Na semana passada, durante a 26ª Conferência Internacional da Aids, no Rio de Janeiro, dois novos casos de remissão do HIV chamaram a atenção. Um homem chamado de "paciente de Kansas City", nos Estados Unidos, e outro conhecido como "paciente de Essen", na Alemanha, não apresentam mais vírus detectável no sangue após transplantes de células-tronco. Com eles, sobe para 13 o número de infectados que alcançaram esse resultado.

O que é remissão do HIV?

Remissão significa que o vírus não é detectado nos exames, mas pode voltar. Não é o mesmo que cura. No caso do paciente de Kansas City, foram 14 meses sem detecção. No de Essen, 12 meses. Ambos interromperam os antirretrovirais para testar a resposta do transplante, e o vírus não retornou. Porém, no paciente de Essen, houve recidiva do vírus da hepatite B, o que mostra que o sistema imunológico ainda enfrenta desafios.

Como o transplante bloqueia o HIV?

O HIV ataca os linfócitos T CD4+, células de defesa essenciais. Para entrar nelas, o vírus se conecta ao receptor CD4 e aos correceptores CCR5 e CXCR4. Os doadores dos transplantes tinham uma mutação chamada CCR5 delta32, que produz uma versão modificada do correceptor. Sem essa "porta de entrada", o HIV não consegue infectar as novas células.

Os pacientes receberam células-tronco hematopoiéticas, que originam todas as células sanguíneas, incluindo as CD4+. Assim, as novas gerações desses linfócitos nascem resistentes ao vírus.

Por que não é cura definitiva?

A pesquisadora Carina Elsner, responsável pelo estudo de Essen, explica que a mutação em homozigose aparece em cerca de 10% dos europeus do norte, mas é rara. A dúvida é se a CCR5 delta32 garante remissão de longo prazo. Wissam El Atrouni, do caso Kansas City, reforça: "É necessário acompanhamento contínuo. Agora, passaremos a realizar testes mensais".

O primeiro paciente considerado curado, Timothy Ray Brown, o "paciente de Berlim", recebeu o transplante em 2007 e viveu sem HIV até 2020, quando morreu de leucemia, a doença que motivou o procedimento. prevenção ao HIV

O que isso significa na prática?

O transplante de células-tronco não é uma opção para todos. Ele é indicado para quem tem doenças como leucemia, não como tratamento padrão do HIV. A descoberta, porém, reforça o papel da mutação CCR5 delta32 e abre caminho para terapias genéticas futuras. avanços no tratamento do HIV

Perguntas Frequentes

O transplante de células-tronco cura o HIV?

Não. Ele pode levar à remissão, mas não há garantia de cura definitiva. O vírus pode voltar.

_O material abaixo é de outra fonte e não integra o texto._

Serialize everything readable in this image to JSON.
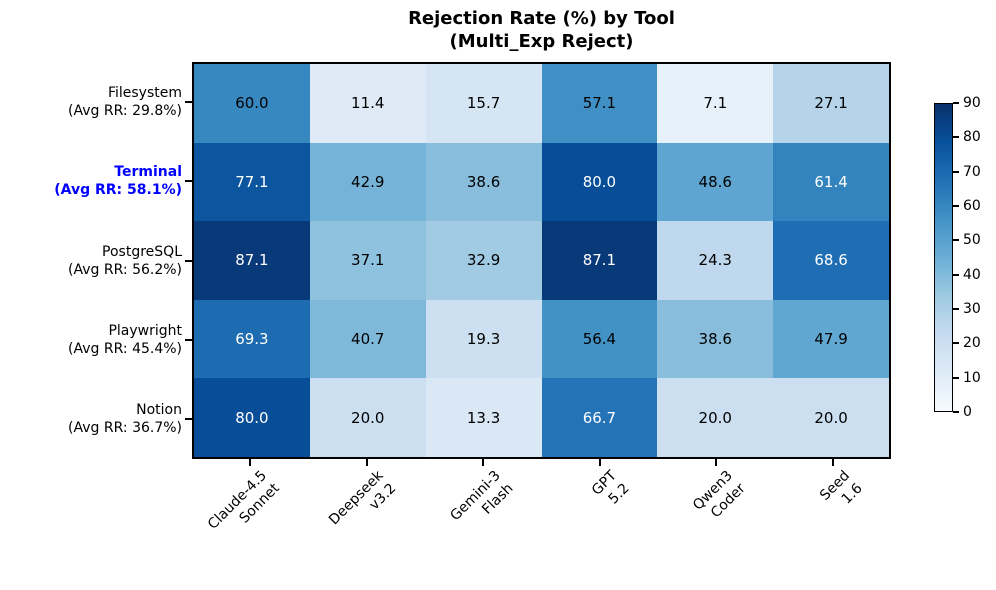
{
  "title": {
    "line1": "Rejection Rate (%) by Tool",
    "line2": "(Multi_Exp Reject)"
  },
  "chart_data": {
    "type": "heatmap",
    "title": "Rejection Rate (%) by Tool (Multi_Exp Reject)",
    "value_unit": "percent",
    "columns": [
      {
        "line1": "Claude-4.5",
        "line2": "Sonnet"
      },
      {
        "line1": "Deepseek",
        "line2": "v3.2"
      },
      {
        "line1": "Gemini-3",
        "line2": "Flash"
      },
      {
        "line1": "GPT",
        "line2": "5.2"
      },
      {
        "line1": "Qwen3",
        "line2": "Coder"
      },
      {
        "line1": "Seed",
        "line2": "1.6"
      }
    ],
    "rows": [
      {
        "tool": "Filesystem",
        "avg_label": "(Avg RR: 29.8%)",
        "highlight": false,
        "values": [
          60.0,
          11.4,
          15.7,
          57.1,
          7.1,
          27.1
        ]
      },
      {
        "tool": "Terminal",
        "avg_label": "(Avg RR: 58.1%)",
        "highlight": true,
        "values": [
          77.1,
          42.9,
          38.6,
          80.0,
          48.6,
          61.4
        ]
      },
      {
        "tool": "PostgreSQL",
        "avg_label": "(Avg RR: 56.2%)",
        "highlight": false,
        "values": [
          87.1,
          37.1,
          32.9,
          87.1,
          24.3,
          68.6
        ]
      },
      {
        "tool": "Playwright",
        "avg_label": "(Avg RR: 45.4%)",
        "highlight": false,
        "values": [
          69.3,
          40.7,
          19.3,
          56.4,
          38.6,
          47.9
        ]
      },
      {
        "tool": "Notion",
        "avg_label": "(Avg RR: 36.7%)",
        "highlight": false,
        "values": [
          80.0,
          20.0,
          13.3,
          66.7,
          20.0,
          20.0
        ]
      }
    ],
    "colorbar": {
      "min": 0,
      "max": 90,
      "ticks": [
        0,
        10,
        20,
        30,
        40,
        50,
        60,
        70,
        80,
        90
      ],
      "colormap": "Blues",
      "gradient_stops_bottom_to_top": [
        "#f7fbff",
        "#deebf7",
        "#c6dbef",
        "#9ecae1",
        "#6baed6",
        "#4292c6",
        "#2171b5",
        "#08519c",
        "#08306b"
      ]
    },
    "colors": {
      "highlight_row_label": "#0000ff",
      "cell_text_dark": "#000000",
      "cell_text_light": "#ffffff",
      "axis": "#000000",
      "background": "#ffffff"
    }
  }
}
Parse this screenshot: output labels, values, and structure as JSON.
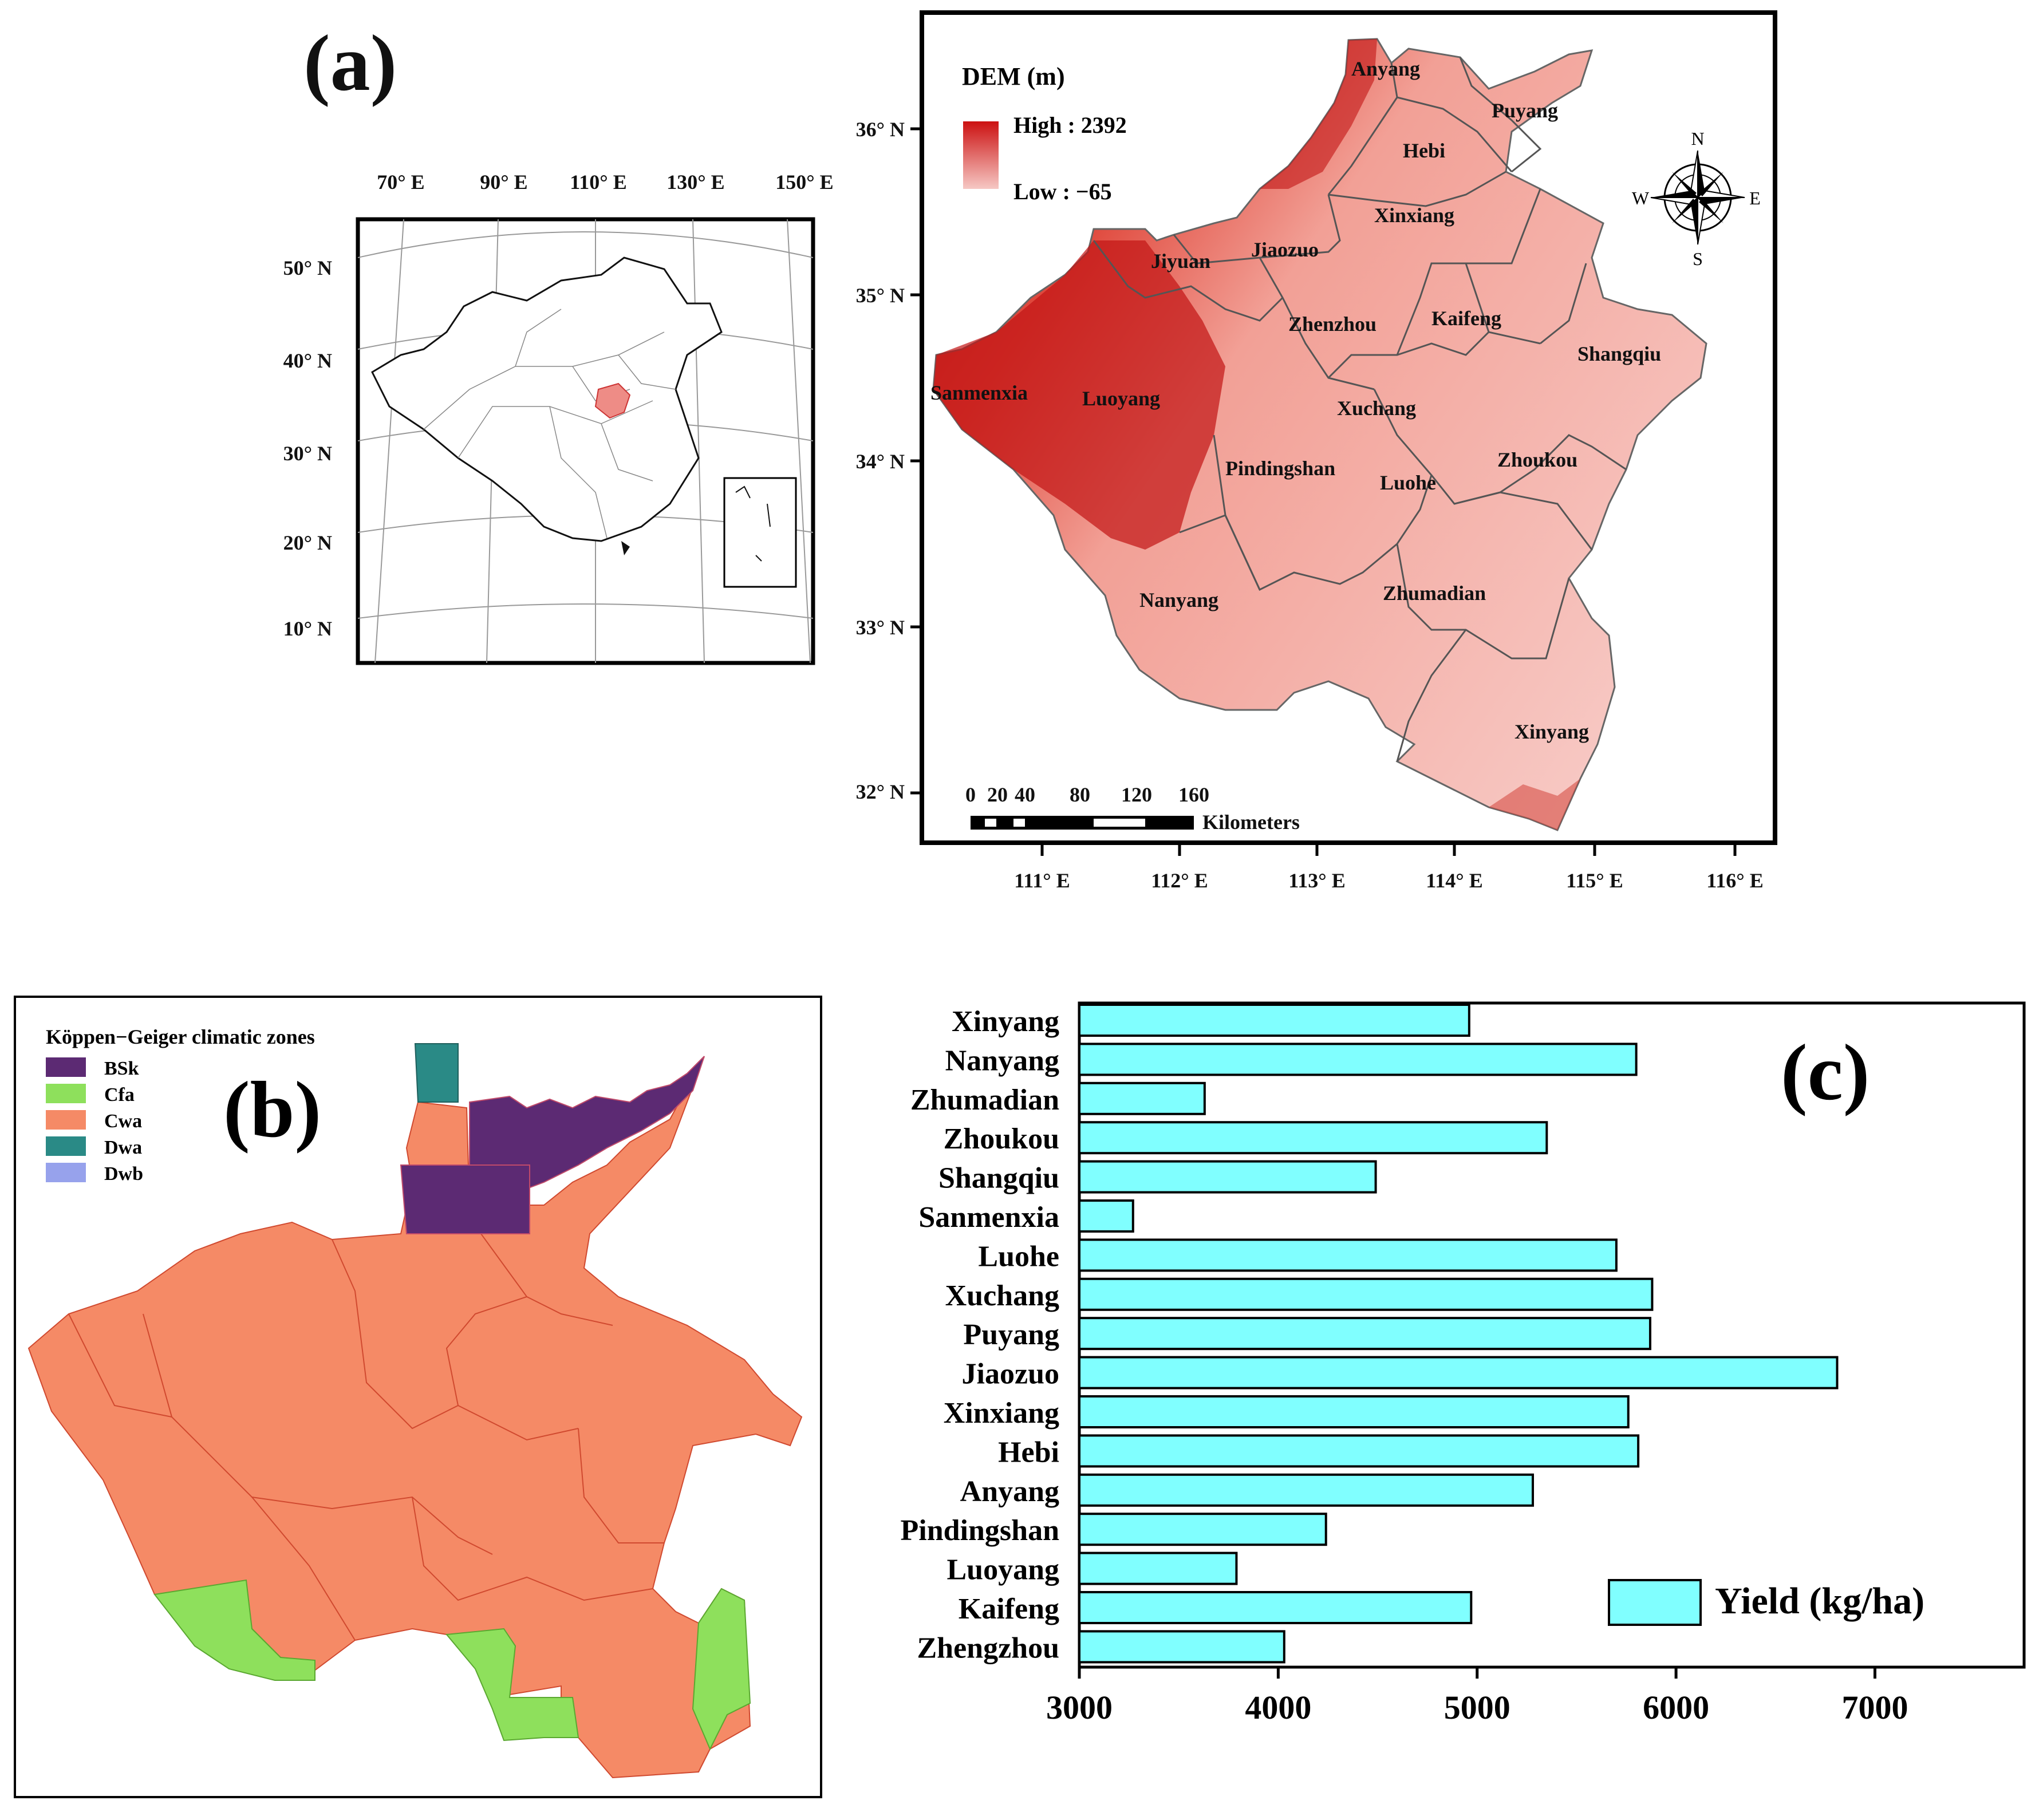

Quem pode receber esse transplante?

Apenas pacientes com doenças como leucemia, que precisam do transplante por outras razões médicas.

A mutação CCR5 delta32 é comum?

É rara. Cerca de 10% dos europeus do norte têm a mutação em homozigose, segundo a pesquisadora Carina Elsner.

Por que os cientistas evitam a palavra cura?

Porque não é possível afirmar se a infecção retornará. O termo correto é remissão, como concluíram os estudos. testes de HIV

A maturidade da ciência, como a de quem acompanha cada descoberta, ensina que avanços pedem paciência. Ainda não é a cura para todos, mas é um passo firme. E envelhecer é continuar começando, inclusive quando se trata de entender o HIV.

Fontes

  • Conteúdo revisado pela equipe clínica de Aptare.
  • Diretrizes de sociedades médicas brasileiras e da Organização Mundial da Saúde.
  • Ministério da Saúde · publicações oficiais de saúde pública.